With the implementation of the Future Plan, there is a unique opportunity to open up the collection, i.e. to secure it for future generations in terms of conservation, to digitalise it and to make it accessible for innovative applications. The aim is to develop the collection into an open, digital-analogue knowledge infrastructure - with the aim of creating and networking knowledge that can meet future scientific, social and technological requirements.

Creating and sharing knowledge collaboratively

"The Institutional Strategy enables us to open up the museum even further - we invite the public, politicians and businesses to utilise the museum's treasures, our knowledge and expertise and our research." (Dr Susanne Hecker, Head of the Society and Nature research area and the Knowledge Transfer sub-project in the Future Plan)

The aim is to further develop the Museum für Naturkunde and its exhibition into a living place of knowledge and an open information infrastructure that makes the museum's collection and research accessible and tangible. This also includes innovative collaborations between the museum and other partners to develop pioneering formats for interdisciplinary and participatory science. Against the backdrop of global challenges with ecological, social and democratic dimensions, it is essential to use the means of knowledge transfer and exchange to provide well-founded and multi-faceted knowledge and thereby promote social debates on the relationship between humans and nature on the basis of scientific expertise.

One museum, two locations 

"Now we can finally renovate the entire building in order to develop into an open and integrative research museum in the middle of the city" (Stephan Junker, Managing Director)

"We will open up and research our extensive collection in Adlershof." (Stephan Junker, Managing Director of the Museum für Naturkunde Berlin) 

In order to be able to implement all projects of the future plan, an additional, second location will be built in Berlin-Adlershof: for excellent science and collection development, with a modern collection infrastructure, laboratories for collection care and collection-related science, (semi-) automatic digitisation and development systems as well as equipment for imaging processes. The methods, techniques and products developed will also be available as a service for a wide range of users. Objects, digitised material and the knowledge they contain will become inspiration for co-productions and innovations - also thanks to the proximity to high-tech companies and start-ups at the Adlershof site.

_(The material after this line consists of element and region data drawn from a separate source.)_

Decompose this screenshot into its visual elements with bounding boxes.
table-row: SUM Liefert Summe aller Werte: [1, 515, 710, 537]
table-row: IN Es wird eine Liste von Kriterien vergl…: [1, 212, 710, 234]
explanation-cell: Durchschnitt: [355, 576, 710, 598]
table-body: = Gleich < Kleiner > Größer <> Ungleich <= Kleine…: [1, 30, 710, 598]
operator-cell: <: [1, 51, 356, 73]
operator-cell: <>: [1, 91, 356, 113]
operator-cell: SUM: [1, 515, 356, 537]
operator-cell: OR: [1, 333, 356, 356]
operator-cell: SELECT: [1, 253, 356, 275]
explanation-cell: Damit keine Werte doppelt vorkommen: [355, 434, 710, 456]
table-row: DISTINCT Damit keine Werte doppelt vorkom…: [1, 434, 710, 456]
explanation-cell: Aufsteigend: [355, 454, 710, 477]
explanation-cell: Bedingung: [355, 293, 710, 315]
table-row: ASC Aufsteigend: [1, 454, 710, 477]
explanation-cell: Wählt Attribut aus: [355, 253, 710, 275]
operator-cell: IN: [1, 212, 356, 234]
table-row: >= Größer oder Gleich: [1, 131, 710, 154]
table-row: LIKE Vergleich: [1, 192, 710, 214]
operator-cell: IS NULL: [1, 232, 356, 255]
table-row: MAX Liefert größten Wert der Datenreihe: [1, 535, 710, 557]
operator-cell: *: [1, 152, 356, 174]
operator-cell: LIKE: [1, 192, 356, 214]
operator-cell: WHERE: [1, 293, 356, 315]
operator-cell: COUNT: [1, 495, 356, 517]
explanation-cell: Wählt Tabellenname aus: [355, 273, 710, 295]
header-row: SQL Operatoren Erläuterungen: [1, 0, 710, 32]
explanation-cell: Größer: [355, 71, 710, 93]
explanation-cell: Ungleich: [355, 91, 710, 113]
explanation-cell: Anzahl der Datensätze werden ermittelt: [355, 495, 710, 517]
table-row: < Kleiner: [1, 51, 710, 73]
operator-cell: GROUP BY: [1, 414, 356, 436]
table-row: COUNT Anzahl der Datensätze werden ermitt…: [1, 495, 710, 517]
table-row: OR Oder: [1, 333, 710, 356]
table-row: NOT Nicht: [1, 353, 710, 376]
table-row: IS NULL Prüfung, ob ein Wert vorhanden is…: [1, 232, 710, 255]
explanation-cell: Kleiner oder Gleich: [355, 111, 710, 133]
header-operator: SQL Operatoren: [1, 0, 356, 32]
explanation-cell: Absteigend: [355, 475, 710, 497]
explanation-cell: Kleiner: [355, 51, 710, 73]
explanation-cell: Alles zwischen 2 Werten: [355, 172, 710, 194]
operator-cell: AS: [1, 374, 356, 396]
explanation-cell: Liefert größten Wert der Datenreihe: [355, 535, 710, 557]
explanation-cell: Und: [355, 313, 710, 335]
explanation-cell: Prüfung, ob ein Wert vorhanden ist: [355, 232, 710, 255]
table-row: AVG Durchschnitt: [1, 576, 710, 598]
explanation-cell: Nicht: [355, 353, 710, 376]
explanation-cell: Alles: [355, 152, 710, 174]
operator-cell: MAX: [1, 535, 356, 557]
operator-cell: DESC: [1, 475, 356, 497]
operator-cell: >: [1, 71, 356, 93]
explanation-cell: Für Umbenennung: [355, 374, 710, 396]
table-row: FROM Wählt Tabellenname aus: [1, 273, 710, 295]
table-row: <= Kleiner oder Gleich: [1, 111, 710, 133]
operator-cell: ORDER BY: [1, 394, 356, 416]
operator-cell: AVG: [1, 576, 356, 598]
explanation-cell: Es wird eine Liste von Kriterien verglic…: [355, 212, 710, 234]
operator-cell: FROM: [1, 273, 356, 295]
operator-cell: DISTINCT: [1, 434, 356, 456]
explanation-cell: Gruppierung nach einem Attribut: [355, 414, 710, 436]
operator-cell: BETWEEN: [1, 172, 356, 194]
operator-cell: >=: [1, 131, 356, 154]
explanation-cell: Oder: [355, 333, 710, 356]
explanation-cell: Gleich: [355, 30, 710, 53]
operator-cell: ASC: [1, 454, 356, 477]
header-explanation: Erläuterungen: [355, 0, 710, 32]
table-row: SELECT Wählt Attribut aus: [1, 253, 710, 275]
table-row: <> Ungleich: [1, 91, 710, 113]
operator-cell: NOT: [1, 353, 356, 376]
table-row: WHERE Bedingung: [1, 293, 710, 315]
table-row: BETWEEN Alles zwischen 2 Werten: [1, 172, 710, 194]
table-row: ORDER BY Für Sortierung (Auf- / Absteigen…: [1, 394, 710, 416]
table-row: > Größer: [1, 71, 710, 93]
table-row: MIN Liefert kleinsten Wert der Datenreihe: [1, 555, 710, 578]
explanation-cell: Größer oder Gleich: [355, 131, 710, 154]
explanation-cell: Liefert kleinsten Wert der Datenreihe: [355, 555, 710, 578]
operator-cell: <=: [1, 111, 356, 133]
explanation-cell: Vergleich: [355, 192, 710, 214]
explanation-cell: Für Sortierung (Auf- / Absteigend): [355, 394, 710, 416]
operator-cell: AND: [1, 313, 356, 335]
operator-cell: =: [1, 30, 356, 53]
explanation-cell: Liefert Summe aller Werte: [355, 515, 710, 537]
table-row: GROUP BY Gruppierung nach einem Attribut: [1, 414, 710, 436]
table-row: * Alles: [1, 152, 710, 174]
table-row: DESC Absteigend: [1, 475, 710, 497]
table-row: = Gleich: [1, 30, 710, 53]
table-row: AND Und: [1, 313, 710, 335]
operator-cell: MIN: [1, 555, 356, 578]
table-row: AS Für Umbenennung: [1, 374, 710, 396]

The new location will be a collection research centre and development centre for technologies in the areas of conservation research, collection processing, conservation-restoration processing and modern collection use. Digital collection cataloguing and conservation processing are offered as a service - also commercially - for valuable natural history and cultural history collection objects in need of restoration. A milestone for national and international co-operation!

Creating a visible and tangible path for the future

"We are making the museum's development into the future transparent and tangible. The public can actively help shape the museum in various formats." (Stefanie Krzyzniewski, Head of Public Relations)

In the biannual journals "For Nature" you can find out how the Museum für Naturkunde Berlin is making itself fit for the future. The journals are enclosed with the daily newspaper DER TAGESSPIEGEL and are on public display in the museum. Of course, the content is also available on the website.

The YouTube series under the hashtag #MuseumsEvolution provides insights into processes that take place behind the scenes. For example, a camera accompanies construction work, watches snails being digitised or exhibitions being set up.